I'm lost.  I have been for a while I might add, and I'm still not too sure I've found where I want to be, but here goes; my Godot could be in Nepal.
Rather than spend my life waiting for my Godot in Carlisle, I've taken the plunge and accepted a job in Nepal, as the first ever Press Officer at Dhulikhel Hospital.  No pressure.  For those of you who may not already know, Dhulikhel Hospital is Kathmandu University's prestigious NGO hospital, covering a whooping population of 1.9 million people from far and wide.
I figured it was about time I cleared out of my mother's humble detached, and actually tried out something different, something I could actually call my own.  I still don't quite know why I'm choosing to find my vocation in Nepal (other than the fact my good friend Tshering recommending me to the hospital), but here's hoping I can change my life, and maybe at a push, a few others' too.
I've started this blog as a way to keep in touch with friends from all over, but also in the hope I can eventually give advice to those of you who wish to emigrate to Nepal, whatever your reasons may be, wherever you may be emigrating from.
Thus, wherever this journey may take me, I hope it will give me a more rounded view on other worlds, other cultures, and I hope to meet so many interesting and world-wise people along the way.  There's still so very little I know about any of these things, I'm excited, nervous, bewildered, sick, scared, and enthralled at the thought of it.
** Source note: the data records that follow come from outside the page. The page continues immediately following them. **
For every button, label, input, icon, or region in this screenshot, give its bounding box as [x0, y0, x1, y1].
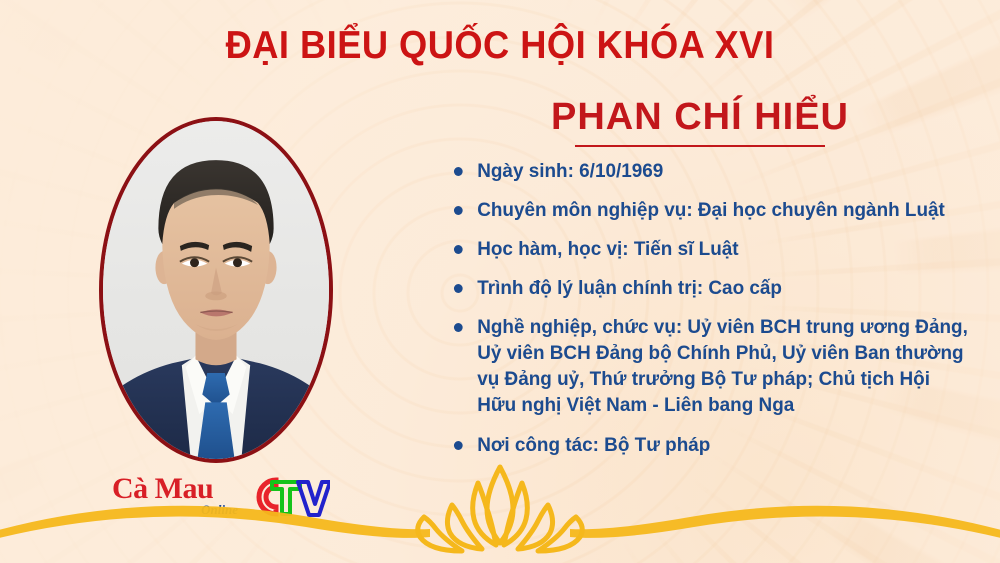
detail-text: Nơi công tác: Bộ Tư pháp	[477, 434, 710, 456]
bullet-dot-icon	[454, 245, 463, 254]
detail-text: Trình độ lý luận chính trị: Cao cấp	[477, 277, 782, 299]
bullet-dot-icon	[454, 323, 463, 332]
deputy-name: PHAN CHÍ HIỂU	[430, 96, 970, 139]
detail-item-hoc-ham-hoc-vi: Học hàm, học vị: Tiến sĩ Luật	[452, 236, 970, 262]
detail-item-nghe-nghiep: Nghề nghiệp, chức vụ: Uỷ viên BCH trung …	[452, 314, 970, 418]
camau-wordmark: Cà Mau	[112, 474, 244, 504]
bullet-dot-icon	[454, 206, 463, 215]
detail-item-ly-luan: Trình độ lý luận chính trị: Cao cấp	[452, 275, 970, 301]
deputy-name-block: PHAN CHÍ HIỂU	[430, 96, 970, 147]
detail-text: Chuyên môn nghiệp vụ: Đại học chuyên ngà…	[477, 199, 945, 221]
camau-online-logo[interactable]: Cà Mau Online	[112, 474, 244, 524]
portrait-photo	[99, 117, 333, 463]
detail-text: Ngày sinh: 6/10/1969	[477, 160, 663, 182]
portrait-illustration	[103, 121, 329, 459]
page-title: ĐẠI BIỂU QUỐC HỘI KHÓA XVI	[35, 24, 965, 68]
detail-item-noi-cong-tac: Nơi công tác: Bộ Tư pháp	[452, 432, 970, 458]
detail-text: Nghề nghiệp, chức vụ: Uỷ viên BCH trung …	[477, 316, 968, 416]
details-list: Ngày sinh: 6/10/1969 Chuyên môn nghiệp v…	[452, 158, 986, 458]
detail-item-ngay-sinh: Ngày sinh: 6/10/1969	[452, 158, 970, 184]
bullet-dot-icon	[454, 167, 463, 176]
detail-text: Học hàm, học vị: Tiến sĩ Luật	[477, 238, 738, 260]
ctv-logo[interactable]	[246, 474, 330, 525]
camau-online-subtitle: Online	[201, 502, 238, 518]
detail-item-chuyen-mon: Chuyên môn nghiệp vụ: Đại học chuyên ngà…	[452, 197, 970, 223]
logo-group: Cà Mau Online	[112, 474, 330, 525]
infographic-poster: ĐẠI BIỂU QUỐC HỘI KHÓA XVI PHAN CHÍ HIỂU	[0, 0, 1000, 563]
bullet-dot-icon	[454, 441, 463, 450]
ctv-logo-icon	[246, 474, 330, 520]
name-underline	[575, 145, 825, 147]
bullet-dot-icon	[454, 284, 463, 293]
Here's hoping that I am embarking on my first exciting journey of many to come and you learn with me as I go along.  This could get messy, or it could be a beautiful, uproarious ride - whatever happens though, I can wholeheartedly say I am unprepared.

Thank you for joining me friends, I am completely honoured and as Lieutenant Iceman Kazanski says to Maverick, "You can be my wingman, any time."